C’est pour cela qu’il est temps d’expérimenter une autre politique d’accueil, digne, humaine, respectueuse du droit national et des conventions internationales.

4 – État des lieux de la situation sur l’agglomération

Au jour d’aujourd’hui, les habitant-e-s de différents terrains et bâtiments étant soit des propriétés de l’EPFL, soit des parcelles concernées par les projets de l’EPFL – notamment Courtade et Gérard Philipe à Fontaine- sont dans l’incertitude de leur avenir en l’absence d’engagement du propriétaire sur la pérennité du lieu de vie et de perspectives de relogement assurées pour tou-te-s. Au moins 130 personnes sont concernées.

Sur le territoire de l’agglomération, d’autres sites sont expulsables ou risquent de l’être à la faveur de l’été. Si sur certains sites, les pouvoirs publics se sont engagés à ne pas procéder à une expulsion sans reloger les habitant-e-s (exemple de Neyrpic à Saint Martin d’Hères), ce n’est pas le cas de tous (aucun engagement clair n’a été pris concernant le site de Bouchayer-Viallet à Grenoble). Ces sites rassemblent au moins 70 personnes.

5 – Une errance « intercommunale »

S’il est besoin de rappeler en quoi la situation d’un bidonville situé sur une commune concerne en réalité l’ensemble des communes de l’agglomération, nous vous fournissons ici en exemple le parcours malheureusement « commun » d’un ménage arrivé en 2007 sur l’agglomération et habitant aujourd’hui en bidonville à Fontaine.

1er lieu habité : Squat - Commune de St Martin d’Hères / Expulsion par la commune
2ème lieu habité : Bidonville - Commune de St Martin le Vinoux
3ème lieu habité : Squat - Commune de St Martin le Vinoux / Expulsion par le Conseil Général
4ème lieu habité : Retour sur le bidonville - St Martin le Vinoux / Expulsion par la commune
5ème lieu habité : Hébergement en algéco – Fontaine / Fermeture et ré-hébergement
6ème lieu habité : Hébergement - St Martin d’Hères / Fermeture sans relogement
7ème lieu habité : Squat – Commune de Fontaine / Expulsion par la commune
8ème lieu habité : Squat – Commune de Fontaine / Expulsion par la commune 9ème lieu habité : Bidonville – Commune de Fontaine         / Incertitude sur l’avenir

Voilà le « parcours de logement » traversé par des parents et leurs enfants, devenus aujourd’hui eux-mêmes de jeunes adultes : une errance de squats en bidonvilles, ponctuée d’expulsions, à travers 3 communes de l’agglomération.

Cette dimension intercommunale ne saurait vous échapper : elle montre que la politique de logement et d’hébergement est un enjeu commun au territoire, et que l’absence de coordination intercommunale ou – même – la concurrence entre les territoires sur cette question, n’auront pour seul effet que la pérennisation de ces parcours délétères pour l’épanouissement des personnes.

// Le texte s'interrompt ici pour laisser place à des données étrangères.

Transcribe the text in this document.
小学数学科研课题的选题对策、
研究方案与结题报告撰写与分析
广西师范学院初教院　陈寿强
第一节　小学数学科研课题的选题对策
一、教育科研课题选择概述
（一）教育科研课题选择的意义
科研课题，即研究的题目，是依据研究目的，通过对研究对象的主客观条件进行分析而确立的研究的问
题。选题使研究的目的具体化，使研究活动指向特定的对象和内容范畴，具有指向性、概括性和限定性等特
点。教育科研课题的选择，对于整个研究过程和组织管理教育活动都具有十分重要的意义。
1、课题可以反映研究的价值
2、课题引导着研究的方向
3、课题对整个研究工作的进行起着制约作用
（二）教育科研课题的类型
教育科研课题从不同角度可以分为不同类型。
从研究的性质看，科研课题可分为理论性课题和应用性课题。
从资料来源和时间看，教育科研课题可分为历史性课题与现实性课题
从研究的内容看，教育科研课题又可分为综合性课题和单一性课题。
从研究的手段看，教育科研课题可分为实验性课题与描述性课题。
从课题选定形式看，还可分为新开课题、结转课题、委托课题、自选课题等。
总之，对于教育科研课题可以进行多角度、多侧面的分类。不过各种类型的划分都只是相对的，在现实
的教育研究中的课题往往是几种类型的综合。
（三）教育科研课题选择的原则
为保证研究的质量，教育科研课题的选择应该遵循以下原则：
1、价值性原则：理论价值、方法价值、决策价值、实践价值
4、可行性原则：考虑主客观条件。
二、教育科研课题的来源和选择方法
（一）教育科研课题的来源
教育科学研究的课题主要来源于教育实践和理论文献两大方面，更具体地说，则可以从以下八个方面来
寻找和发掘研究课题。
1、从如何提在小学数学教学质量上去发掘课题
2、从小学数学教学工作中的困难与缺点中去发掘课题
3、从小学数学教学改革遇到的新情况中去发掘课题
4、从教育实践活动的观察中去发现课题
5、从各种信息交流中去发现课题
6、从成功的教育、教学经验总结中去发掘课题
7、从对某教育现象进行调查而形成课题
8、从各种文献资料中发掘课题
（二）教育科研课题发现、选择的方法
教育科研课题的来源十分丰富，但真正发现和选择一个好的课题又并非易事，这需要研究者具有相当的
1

6 – Menace des arrêtés d’expulsion : la discrimination dans la protection

Par ailleurs, il existe un risque d’expulsion y compris en l’absence d’arrêté d’expulsion exécutable. Le cas de Valmy témoigne en la matière que les choses peuvent aller très vite quand il s’agit d’expulser un bidonville. Dans cette situation, les attaques fascistes envers les migrant-e-s et personnes vues comme étrangères ont légitimé une procédure d’expulsion au lieu de responsabiliser les institutions dans leur rôle de protection de ces personnes, au même titre que la population générale dont elles ont la charge. On n’expulse pas un locataire de son logement parce qu’il s’y est fait agressé : pourquoi faut-il déplacer de force les habitant-e-s d’un bidonville lorsqu’ils y ont été victimes d’intimidations ? Les habitant-e-s des bidonvilles et des squats n’ont ainsi pas le même accès que tou-te-s au droit fondamental que constitue leur propre protection. Comble du cynisme, l’argument de la « sécurité » sert à bafouer leurs autres droits fondamentaux.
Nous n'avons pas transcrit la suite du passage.